Raising once again the bogey of a ‘Third Front’ the meeting occupied space in the breathless cycle of round-the-clock news, which worked up lather but soon the froth dissolved.

Stirrings in the opposition camp, a minor storm in the teacup
There was a minor commotion in the political space occupied by parties in the opposition this week. The move to assemble leaders and prominent citizens at the residence of Nationalist Congress Party (NCP) leader Sharad Pawar created ripples across the otherwise placid waters.
The decision of a prominent member of the NCP to invite leaders from various parties in the opposition led to an interpretation that steps were underway to raise a structure around parties who stand up against the Bharatiya Janata Party.
Raising once again the bogey of a ‘Third Front’ the meeting occupied space in the breathless cycle of round-the-clock news, which worked up lather but soon the froth dissolved.
Seasoned political leaders preferred to play down the meeting as one convened under the aegis of Rashtra Manch, a platform that came into being before the last Lok Sabha elections.
Prominent among those who were associated with the forum were the likes of Yashwant Sinha. It is a platform where concerned citizens and leaders from various parties assemble to share their idea of the country and build public opinion around critical analysis on contemporary issues.
Congress party representatives at the June 22 meeting were conspicuous by their absence while the Left parties, the Communist Party of India and the Communist Party of India (Marxist) preferred to send members of its Executive instead of the general secretaries marking their presence.
Suddenly, the development fell flat with a veteran political leader Sharad Pawar articulating that any political alternative to take on the BJP cannot be conceived without the Indian National Congress.
Was the NCP leader testing the waters? In the run-up to the assembly and after it, reports of Prashant Kishore, considered a formidable political strategist in the country, meeting Sharad Pawar did the rounds adding to the romantic tale of a Third Front.
The spiel masters were on the roll. Pawar, the wily politician with wide cross-party contacts was preparing for a game and in the absence of the Grand Old Party, the Third Front talked gained ground.
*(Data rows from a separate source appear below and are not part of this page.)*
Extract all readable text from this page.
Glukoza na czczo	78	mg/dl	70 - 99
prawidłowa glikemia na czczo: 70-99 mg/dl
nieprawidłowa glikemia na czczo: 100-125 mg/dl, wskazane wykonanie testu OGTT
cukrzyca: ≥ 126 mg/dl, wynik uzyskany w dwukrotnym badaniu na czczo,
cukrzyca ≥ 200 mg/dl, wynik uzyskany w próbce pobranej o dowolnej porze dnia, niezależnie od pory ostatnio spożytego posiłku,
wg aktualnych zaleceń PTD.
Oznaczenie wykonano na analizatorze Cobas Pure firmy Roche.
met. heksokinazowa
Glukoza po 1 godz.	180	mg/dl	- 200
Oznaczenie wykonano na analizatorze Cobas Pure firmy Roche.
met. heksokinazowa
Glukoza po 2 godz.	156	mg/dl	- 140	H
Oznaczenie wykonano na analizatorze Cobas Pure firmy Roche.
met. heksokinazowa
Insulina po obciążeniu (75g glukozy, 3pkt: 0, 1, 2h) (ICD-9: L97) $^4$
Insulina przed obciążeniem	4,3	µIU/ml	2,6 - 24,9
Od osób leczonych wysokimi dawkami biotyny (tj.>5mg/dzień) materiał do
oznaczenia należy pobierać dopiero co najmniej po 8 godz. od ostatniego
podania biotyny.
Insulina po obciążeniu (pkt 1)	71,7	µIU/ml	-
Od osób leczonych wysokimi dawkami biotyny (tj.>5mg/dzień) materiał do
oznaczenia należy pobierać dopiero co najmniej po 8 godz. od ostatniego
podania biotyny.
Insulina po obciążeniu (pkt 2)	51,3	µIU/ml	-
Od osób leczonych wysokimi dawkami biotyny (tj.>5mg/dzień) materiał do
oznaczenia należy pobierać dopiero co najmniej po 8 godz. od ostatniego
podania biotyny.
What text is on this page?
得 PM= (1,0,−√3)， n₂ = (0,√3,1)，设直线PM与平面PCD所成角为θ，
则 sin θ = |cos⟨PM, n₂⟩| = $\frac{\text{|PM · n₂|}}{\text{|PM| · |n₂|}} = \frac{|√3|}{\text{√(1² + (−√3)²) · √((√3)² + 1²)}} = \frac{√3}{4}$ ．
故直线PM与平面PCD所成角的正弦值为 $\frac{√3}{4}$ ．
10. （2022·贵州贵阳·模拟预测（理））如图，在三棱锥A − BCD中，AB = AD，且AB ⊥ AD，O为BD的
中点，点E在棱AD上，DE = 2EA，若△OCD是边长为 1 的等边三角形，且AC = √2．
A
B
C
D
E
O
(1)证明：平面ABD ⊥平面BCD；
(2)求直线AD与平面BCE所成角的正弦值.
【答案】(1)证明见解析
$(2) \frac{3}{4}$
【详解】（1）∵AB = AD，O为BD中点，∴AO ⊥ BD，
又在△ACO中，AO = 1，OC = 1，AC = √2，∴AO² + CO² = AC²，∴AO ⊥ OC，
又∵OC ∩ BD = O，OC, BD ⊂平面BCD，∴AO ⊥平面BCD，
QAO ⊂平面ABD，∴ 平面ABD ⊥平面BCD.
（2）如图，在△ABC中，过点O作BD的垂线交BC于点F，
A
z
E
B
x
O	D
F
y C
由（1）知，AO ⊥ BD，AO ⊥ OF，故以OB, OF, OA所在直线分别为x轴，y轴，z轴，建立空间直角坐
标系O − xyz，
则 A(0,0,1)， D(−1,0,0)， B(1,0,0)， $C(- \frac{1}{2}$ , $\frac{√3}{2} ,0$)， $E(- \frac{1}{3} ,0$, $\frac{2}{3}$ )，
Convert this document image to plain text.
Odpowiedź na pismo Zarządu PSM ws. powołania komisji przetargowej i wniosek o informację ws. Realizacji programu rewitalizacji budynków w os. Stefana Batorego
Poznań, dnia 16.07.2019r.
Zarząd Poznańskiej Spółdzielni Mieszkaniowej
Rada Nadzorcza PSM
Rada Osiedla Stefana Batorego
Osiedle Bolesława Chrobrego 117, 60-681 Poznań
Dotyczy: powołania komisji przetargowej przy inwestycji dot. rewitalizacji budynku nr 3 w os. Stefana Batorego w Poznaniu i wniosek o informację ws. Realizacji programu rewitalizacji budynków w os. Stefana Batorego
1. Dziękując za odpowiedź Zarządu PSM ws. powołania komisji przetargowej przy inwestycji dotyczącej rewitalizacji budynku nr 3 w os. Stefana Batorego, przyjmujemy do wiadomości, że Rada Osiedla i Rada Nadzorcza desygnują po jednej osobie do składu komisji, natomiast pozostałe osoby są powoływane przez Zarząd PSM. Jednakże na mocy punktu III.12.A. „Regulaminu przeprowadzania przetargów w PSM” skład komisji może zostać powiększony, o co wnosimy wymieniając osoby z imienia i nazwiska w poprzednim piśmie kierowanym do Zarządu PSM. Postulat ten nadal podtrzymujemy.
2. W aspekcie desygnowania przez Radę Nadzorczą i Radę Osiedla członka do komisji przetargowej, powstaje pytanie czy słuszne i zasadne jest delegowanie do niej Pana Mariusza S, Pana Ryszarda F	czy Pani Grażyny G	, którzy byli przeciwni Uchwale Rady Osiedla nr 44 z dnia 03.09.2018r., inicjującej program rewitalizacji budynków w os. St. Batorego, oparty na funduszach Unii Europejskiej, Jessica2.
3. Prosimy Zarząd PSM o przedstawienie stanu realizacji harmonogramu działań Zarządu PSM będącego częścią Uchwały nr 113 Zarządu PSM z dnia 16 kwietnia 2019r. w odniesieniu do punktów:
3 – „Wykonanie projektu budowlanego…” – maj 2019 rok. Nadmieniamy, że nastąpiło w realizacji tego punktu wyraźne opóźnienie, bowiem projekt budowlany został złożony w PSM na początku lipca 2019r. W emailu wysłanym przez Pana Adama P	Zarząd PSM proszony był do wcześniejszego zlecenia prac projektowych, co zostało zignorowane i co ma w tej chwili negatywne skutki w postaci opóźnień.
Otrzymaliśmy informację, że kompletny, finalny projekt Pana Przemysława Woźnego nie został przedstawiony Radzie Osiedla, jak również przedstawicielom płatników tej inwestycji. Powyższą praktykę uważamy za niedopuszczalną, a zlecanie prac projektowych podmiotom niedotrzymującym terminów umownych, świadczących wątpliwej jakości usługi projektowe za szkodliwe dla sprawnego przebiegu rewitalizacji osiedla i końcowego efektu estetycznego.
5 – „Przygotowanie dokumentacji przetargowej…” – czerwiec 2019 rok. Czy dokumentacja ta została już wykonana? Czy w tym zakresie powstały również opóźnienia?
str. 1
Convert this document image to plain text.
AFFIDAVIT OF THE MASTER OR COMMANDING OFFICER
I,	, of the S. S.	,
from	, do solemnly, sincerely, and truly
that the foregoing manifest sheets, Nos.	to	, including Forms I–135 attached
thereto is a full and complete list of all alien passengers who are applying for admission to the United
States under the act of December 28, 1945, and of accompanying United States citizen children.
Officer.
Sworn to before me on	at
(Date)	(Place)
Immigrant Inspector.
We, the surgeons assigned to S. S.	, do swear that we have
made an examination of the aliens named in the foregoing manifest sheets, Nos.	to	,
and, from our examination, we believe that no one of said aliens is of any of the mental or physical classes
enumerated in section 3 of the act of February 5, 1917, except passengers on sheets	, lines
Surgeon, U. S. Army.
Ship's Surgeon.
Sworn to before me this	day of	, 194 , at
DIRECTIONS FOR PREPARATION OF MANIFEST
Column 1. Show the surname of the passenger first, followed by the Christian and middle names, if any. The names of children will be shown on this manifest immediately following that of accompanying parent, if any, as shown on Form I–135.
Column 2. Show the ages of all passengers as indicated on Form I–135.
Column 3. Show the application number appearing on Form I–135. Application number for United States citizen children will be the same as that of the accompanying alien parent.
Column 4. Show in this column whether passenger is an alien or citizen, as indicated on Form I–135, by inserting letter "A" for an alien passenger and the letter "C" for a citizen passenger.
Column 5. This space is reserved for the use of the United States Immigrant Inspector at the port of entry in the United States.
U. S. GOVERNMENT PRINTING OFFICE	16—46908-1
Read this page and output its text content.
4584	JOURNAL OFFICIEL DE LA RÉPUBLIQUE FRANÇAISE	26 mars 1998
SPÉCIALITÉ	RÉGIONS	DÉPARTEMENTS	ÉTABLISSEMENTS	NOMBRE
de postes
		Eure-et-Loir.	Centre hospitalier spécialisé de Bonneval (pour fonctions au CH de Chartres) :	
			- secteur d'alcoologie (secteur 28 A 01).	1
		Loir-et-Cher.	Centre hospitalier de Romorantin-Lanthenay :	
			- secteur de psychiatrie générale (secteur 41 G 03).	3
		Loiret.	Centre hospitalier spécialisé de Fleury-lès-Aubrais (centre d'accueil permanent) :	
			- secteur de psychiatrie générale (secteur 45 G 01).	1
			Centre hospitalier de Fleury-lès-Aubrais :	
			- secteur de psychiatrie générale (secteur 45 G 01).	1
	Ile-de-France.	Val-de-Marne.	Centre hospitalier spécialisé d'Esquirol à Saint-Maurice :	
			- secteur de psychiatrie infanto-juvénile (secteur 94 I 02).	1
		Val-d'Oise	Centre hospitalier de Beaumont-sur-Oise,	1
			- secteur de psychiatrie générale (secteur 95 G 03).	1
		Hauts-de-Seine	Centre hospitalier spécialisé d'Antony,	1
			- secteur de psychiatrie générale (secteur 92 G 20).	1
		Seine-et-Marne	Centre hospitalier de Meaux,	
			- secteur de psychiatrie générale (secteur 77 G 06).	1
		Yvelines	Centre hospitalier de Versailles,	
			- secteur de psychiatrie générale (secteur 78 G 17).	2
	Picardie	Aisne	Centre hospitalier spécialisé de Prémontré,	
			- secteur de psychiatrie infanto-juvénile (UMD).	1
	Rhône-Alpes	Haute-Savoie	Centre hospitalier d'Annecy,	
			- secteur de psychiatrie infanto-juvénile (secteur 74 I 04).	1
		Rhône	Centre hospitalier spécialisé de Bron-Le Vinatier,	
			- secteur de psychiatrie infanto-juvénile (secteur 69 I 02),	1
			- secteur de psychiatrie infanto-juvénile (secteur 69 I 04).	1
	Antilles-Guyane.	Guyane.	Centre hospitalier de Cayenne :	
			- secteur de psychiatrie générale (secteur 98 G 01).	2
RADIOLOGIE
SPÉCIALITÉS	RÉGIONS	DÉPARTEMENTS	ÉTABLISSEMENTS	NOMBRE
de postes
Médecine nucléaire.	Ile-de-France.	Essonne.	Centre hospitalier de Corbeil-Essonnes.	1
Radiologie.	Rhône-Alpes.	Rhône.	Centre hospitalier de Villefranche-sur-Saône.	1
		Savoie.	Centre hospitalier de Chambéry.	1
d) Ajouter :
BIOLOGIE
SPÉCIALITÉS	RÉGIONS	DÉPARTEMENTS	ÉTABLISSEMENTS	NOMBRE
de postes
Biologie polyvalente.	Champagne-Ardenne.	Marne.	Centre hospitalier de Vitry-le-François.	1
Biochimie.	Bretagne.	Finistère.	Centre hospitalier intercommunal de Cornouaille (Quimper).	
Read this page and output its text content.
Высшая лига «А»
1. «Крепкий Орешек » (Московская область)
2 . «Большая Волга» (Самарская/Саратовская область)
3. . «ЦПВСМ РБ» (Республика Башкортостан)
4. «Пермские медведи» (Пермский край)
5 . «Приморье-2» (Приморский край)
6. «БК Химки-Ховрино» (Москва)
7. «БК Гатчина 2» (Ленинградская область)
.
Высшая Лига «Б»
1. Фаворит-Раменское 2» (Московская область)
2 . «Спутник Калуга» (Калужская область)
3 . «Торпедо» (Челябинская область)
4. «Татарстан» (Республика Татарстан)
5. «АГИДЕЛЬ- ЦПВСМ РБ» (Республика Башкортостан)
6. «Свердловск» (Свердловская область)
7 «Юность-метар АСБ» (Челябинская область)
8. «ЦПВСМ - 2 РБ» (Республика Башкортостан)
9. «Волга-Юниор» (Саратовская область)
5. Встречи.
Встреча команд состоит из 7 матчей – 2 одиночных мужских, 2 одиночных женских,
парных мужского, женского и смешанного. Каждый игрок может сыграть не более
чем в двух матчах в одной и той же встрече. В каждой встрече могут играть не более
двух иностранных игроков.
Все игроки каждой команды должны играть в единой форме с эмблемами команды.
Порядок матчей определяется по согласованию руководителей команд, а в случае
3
It requires a glance back into Indian history just a few decades to make one realise that the only time the Third Front came to form a government at the Centre was in 1996. It was a post-election development forced by a fractured mandate.
Such was the arithmetic of the Lok Sabha that former Prime Minister P V Narasimha Rao surmised the results, as electorates’ mandate for all parties was to sit in the opposition.
Congress under Rao could not get the numbers after running a government between 1991-96 while BJP under Atal Behari Vajpayee had to throw in the towel after 13 days in government and eventually H D Deve Gowda was asked to lead the United Front government with the Congress supporting from the outside.
Since then all central governments built around one of the two poles, the Congress and the BJP assumed power. Even though the BJP under Narendra Modi won a majority, the National Democratic Alliance formation is still a coalition of parties sharing power.
The third Front remains a chimaera in Indian politics since. Ahead of every general election, several experiments were conducted. After the disintegration of the United Front, CPI (M) Harkishen Singh Surjeet chiselled a Peoples’ Front (Lok Morcha) with Left parties and Samajwadi Party of Mulayam Singh. The arrangement came unstuck over time and eventually ‘Netaji’ Mulayam Singh supported the Congress during the crucial confidence vote following the Indo-US nuclear deal.
Ahead of the 2009 general elections, Surjeet’s successor Prakash Karat made attempt to bring about parties opposed to both the Congress and BJP drafting in Chandrababu Naidu’s Telugu Desam, the trial went nowhere.
Exploring possibilities in politics is understandable but the landscape in the country has changed drastically since 2014. The BJP under PM Modi and Home Minister Amit Shah is a formidable election machine backed by committed cadres and a war chest that appears intimidating. Adding to the opposition woes, the credibility of many of its leaders is pockmarked, some severely.
The creditable victory march of Trinamool Congress under Mamata Banerjee rekindled the spirits of several parties in the opposition but the road ahead of long.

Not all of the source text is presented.